Entschieden schüttele ich den Kopf. Ich versuche gar nicht, Iris näher zu kommen, aber es ist schwer, Abstand zu wahren, wenn uns alle zusammenschubsen.
»Declan, ein Lächeln bitte?«
Ich starre den Fotografen an.
Er beeilt sich abzuwinken. »Schon gut.« Der Blitz seiner Kamera flammt auf und erwischt mich mit einem halb toten Blick.
Iris lacht. »Das möchte ich so schnell wie möglich geschickt bekommen.«
Als ich ihr einen Blick zuwerfe, lacht sie nur noch lauter. Bei dem Geräusch zieht sich meine Brust zusammen. Verglichen mit der eisigen Show, die sie in der Kirche nach unserem Kuss für unsere Gäste abgezogen hat, fühlt es sich gut an, dass sie sich anscheinend wieder etwas für mich erwärmen kann.
Und deshalb musst du dich von ihr fernhalten. Weil dieses Gefühl in deiner Brust … Verdammt.
Der Fotograf macht noch ein Bild, bevor ich ihn entlasse. Meine Stimmung verschlechtert sich, und ich schenke Iris kaum Beachtung, während wir den Kuchen anschneiden. Wir ziehen das komplette Programm durch. Sie füttert mich, ich füttere sie. Ein paar Leute schnappen nach Luft, als sie mir Sahne ins Gesicht schmiert, und ich erwidere den Gefallen, indem ich ihr einen vollen Löffel in den Mund schiebe, als sie lacht.
Nichts daran ist echt. Ich distanziere mich innerlich, aber nicht genug, um das verletzte Aufflackern in ihren Augen zu übersehen, als ich sie schließlich stehen lasse, um zur Bar zu gehen. Ich bin ein Arsch, weil ich sie mit der Gästeschar, die sich um uns versammelt hat, allein lasse.
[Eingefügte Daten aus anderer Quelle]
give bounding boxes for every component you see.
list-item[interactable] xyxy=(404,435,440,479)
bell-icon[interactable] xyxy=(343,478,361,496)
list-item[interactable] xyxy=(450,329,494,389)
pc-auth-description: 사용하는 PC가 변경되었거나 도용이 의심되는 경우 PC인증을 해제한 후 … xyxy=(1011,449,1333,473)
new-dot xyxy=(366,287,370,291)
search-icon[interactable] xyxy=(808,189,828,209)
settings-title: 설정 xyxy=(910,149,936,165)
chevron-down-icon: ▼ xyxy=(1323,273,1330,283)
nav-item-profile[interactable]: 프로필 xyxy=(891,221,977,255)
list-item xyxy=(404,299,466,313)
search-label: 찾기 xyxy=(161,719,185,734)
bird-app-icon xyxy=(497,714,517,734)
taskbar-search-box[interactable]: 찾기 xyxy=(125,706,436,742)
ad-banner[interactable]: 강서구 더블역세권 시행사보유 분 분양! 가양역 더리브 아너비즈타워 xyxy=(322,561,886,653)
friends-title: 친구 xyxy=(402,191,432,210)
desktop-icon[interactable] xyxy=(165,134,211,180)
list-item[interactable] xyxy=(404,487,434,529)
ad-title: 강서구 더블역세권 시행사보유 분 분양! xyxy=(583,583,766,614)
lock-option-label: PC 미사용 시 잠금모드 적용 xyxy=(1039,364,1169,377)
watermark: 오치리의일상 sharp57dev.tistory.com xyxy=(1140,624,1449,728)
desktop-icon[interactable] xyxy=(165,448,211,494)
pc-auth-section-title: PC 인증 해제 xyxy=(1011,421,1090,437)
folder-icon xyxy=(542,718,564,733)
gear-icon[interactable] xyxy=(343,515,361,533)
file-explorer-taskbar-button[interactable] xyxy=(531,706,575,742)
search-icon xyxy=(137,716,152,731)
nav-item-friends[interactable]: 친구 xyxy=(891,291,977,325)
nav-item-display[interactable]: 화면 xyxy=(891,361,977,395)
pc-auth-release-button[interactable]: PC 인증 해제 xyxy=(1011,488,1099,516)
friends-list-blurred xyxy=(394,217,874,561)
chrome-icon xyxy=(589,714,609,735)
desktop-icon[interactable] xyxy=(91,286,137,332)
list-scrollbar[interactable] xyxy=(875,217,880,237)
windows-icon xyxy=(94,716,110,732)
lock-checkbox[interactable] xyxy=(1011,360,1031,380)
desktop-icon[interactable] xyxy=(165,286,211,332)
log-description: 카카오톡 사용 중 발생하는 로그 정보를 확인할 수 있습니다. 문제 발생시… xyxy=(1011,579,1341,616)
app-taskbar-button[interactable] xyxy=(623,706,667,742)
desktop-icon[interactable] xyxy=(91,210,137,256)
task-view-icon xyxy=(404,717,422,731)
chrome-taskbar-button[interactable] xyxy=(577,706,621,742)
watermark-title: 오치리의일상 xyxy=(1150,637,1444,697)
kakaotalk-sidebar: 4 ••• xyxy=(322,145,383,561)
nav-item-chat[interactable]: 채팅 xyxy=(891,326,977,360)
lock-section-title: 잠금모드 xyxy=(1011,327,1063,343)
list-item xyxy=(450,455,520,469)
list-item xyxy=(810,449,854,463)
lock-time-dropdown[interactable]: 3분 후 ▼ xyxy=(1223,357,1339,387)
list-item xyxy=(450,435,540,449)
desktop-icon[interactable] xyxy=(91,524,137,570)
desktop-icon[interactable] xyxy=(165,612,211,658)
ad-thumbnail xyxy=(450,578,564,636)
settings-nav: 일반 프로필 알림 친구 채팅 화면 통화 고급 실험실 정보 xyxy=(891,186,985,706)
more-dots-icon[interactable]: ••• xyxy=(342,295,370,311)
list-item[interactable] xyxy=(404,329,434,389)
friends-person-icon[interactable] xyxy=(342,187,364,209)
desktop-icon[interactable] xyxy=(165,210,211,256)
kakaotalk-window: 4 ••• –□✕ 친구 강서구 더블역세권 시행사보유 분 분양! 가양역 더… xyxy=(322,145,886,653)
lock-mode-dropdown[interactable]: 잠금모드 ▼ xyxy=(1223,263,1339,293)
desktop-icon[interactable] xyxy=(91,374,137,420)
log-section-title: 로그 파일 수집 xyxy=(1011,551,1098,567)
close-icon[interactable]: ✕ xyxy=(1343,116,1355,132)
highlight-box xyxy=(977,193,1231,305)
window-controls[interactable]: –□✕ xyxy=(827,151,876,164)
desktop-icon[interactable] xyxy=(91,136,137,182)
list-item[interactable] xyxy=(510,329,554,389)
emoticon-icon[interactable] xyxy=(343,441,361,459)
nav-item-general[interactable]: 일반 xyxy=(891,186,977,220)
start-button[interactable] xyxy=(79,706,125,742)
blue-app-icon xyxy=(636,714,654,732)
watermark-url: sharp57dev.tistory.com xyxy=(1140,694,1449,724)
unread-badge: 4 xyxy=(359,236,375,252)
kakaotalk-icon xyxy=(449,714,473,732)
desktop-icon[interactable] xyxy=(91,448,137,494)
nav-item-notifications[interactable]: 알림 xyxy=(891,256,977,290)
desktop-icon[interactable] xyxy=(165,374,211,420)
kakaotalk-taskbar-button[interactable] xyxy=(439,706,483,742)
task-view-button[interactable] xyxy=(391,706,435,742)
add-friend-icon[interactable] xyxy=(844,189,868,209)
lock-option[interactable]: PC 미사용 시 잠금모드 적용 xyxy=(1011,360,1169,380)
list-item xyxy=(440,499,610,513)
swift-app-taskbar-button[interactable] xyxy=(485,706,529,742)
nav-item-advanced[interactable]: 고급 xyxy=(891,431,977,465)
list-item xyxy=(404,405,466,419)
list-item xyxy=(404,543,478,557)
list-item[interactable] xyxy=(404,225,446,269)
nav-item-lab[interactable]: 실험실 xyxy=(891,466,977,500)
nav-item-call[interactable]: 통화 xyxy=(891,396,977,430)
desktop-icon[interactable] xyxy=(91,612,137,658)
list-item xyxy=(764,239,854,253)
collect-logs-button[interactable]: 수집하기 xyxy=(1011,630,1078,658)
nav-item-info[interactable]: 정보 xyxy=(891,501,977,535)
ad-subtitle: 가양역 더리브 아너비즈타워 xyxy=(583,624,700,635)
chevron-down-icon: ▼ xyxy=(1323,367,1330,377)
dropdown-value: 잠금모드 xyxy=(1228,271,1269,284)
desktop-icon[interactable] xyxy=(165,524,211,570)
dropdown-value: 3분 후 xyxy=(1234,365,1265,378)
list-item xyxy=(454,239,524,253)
Das ist mir ebenso bewusst wie die Tatsache, dass meine Entschlossenheit mit jeder Minute, die ich in ihrer Nähe verbringe, bröckelt.
Ich habe sie nicht aus Liebe, Zuneigung oder wegen ihres Geldes geheiratet. Ich habe sie geheiratet, weil ich ein gieriges Arschloch bin, das vor nichts zurückschreckt, um zu bekommen, was es will, selbst wenn das bedeutet, sie mit dem gleichen beschissenen Happy End zu strafen wie mich. Ein paar Küsse und ein paar Berührungen werden an unserem Schicksal nichts ändern, warum also tun, als wäre dies etwas anderes als ein Arrangement?
Ich kippe den ersten Drink des Abends herunter.
Alkohol löst niemandes Probleme.
Mir dreht sich der Magen um. Was nichts mit dem Drink zu tun hat, sondern mit der Vorstellung, Alkohol könnte mir helfen, mit der Situation fertigzuwerden.
Ein Barkeeper eilt herbei, um mein Glas aufzufüllen, aber ich schiebe es beiseite.
Du bist nicht er.
Rasch entferne ich mich von der Bar, bevor ich etwas tun kann, das ich bereuen werde.